People wrote such things as, "We've been cheating God," "We've paid off credit cards," and, that since they had started tithing "now we have more money at the end of the month," said the former staff member.

"It's hard to explain the impact until you see what happens when people are taught the truth," Collingsworth said. "I know so many people from Orlando who have gone through it and it has been a huge blessing to them."

The educational thrust has also enriched First Baptist in Orlando, which in the past three years has seen record growth in contributions, Collingsworth said.

Media minister Steve Smith said budget gifts have increased 19 percent over the past three years, and a total of 54 percent since the Crown studies began.

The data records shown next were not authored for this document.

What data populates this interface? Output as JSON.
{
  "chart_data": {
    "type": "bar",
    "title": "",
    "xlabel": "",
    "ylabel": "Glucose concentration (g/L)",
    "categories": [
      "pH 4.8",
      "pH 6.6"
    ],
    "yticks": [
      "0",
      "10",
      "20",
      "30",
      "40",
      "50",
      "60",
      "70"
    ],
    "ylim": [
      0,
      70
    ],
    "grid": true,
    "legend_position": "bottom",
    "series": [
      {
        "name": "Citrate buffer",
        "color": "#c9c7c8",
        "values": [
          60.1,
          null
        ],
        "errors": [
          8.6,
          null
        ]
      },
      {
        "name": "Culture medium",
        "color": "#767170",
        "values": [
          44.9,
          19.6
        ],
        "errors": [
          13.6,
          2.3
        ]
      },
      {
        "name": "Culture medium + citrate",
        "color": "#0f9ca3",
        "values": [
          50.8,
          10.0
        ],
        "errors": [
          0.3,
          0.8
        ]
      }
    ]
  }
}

"We definitely are breaking the trend," Smith said. "Contrary to what's happening (in many churches), as of June 15 we were at 103 percent of budget (for 2003.)"

Smith credited the strong giving to the grassroots educational effort. Other than a five-week sermon series earlier this year about giving, Smith said pastor Jim Henry hasn't done any aggressive promotion for tithing or for the Crown series.

Since the church hasn't surveyed participants, it is difficult to say how much of the healthy giving pattern can be attributed to the small-group studies, Smith said.

"But looking at it from a spiritual and practical standpoint, there's no doubt it has had an impact," Smith said.

First Baptist Church in Woodstock, Ga., is another Southern Baptist congregation that has seen strong growth since it started sponsoring Crown Ministry studies in the mid-1990s.

Its budget has nearly doubled over the past six years and the church plans to move into a new 7,500-seat sanctuary in the fall of 2004. Despite the $65 million cost, the church isn't sponsoring a capital fund drive, but instead is paying for construction from weekly contributions.

Eddie Hobbs, director of stewardship for the suburban Atlanta church, said nearly 600 people completed the Crown course this past year.

In addition, the Woodstock church offers a follow-up, 12-week educational program and personal financial counseling.

"Crown is awesome," Hobbs said. "You can't beat the written material. But it takes more. We encourage people to complete one-on-one counseling, and try to get them to be obedient in giving. We show them how to balance their budget and live within their means."

Titled "Financial Fitness and Freedom," the 12-week lecture series was written by Hobbs, a former banking executive who joined the staff in 1998. It includes a student workbook that is available at the church's Web site (www.fbcw.org, click on "stewardship.")

The course begins with a discussion of discovering God's plan for giving and looks at God's plan for life and money, including tithing.

Among other topics covered are faithful financial management, contentment versus materialism, God's economy as opposed to the world's, and how to build a financial house.

The course has proved so popular that more than 130 churches have asked for Woodstock's help in starting a stewardship ministry, Hobbs said.

But equally exciting are the people who complete the studies and tithe after first telling Hobbs they couldn't afford the practice.

"From the world's perspective, that's true," Hobbs said. "From God's perspective, it's not an option. You cannot take away the tithe. We have hundreds of folks who thought they couldn't tithe. Then they go through our course and find out God is on the other side. They find out they can live on less than they thought they could."

Another indicator of the church's health is participation in missions, with more than 700 members expected to visit 33 nations this year. Donations to missions will surpass $3 million for 2003, and the church expects net growth of 1,250 members.

Despite this record, the stewardship director estimates only 15 to 20 percent of 13,000 members tithe to the church.

While that is at least five times the average identified in the recent Barna survey, in Hobbs' eyes there is vast room for improvement.

"Imagine if all of our people were obedient," Hobbs said. "What could God do with a group of people like that? We're not satisfied with being average. Our goal is to raise people up and let them see what a lifestyle looks like with God in control."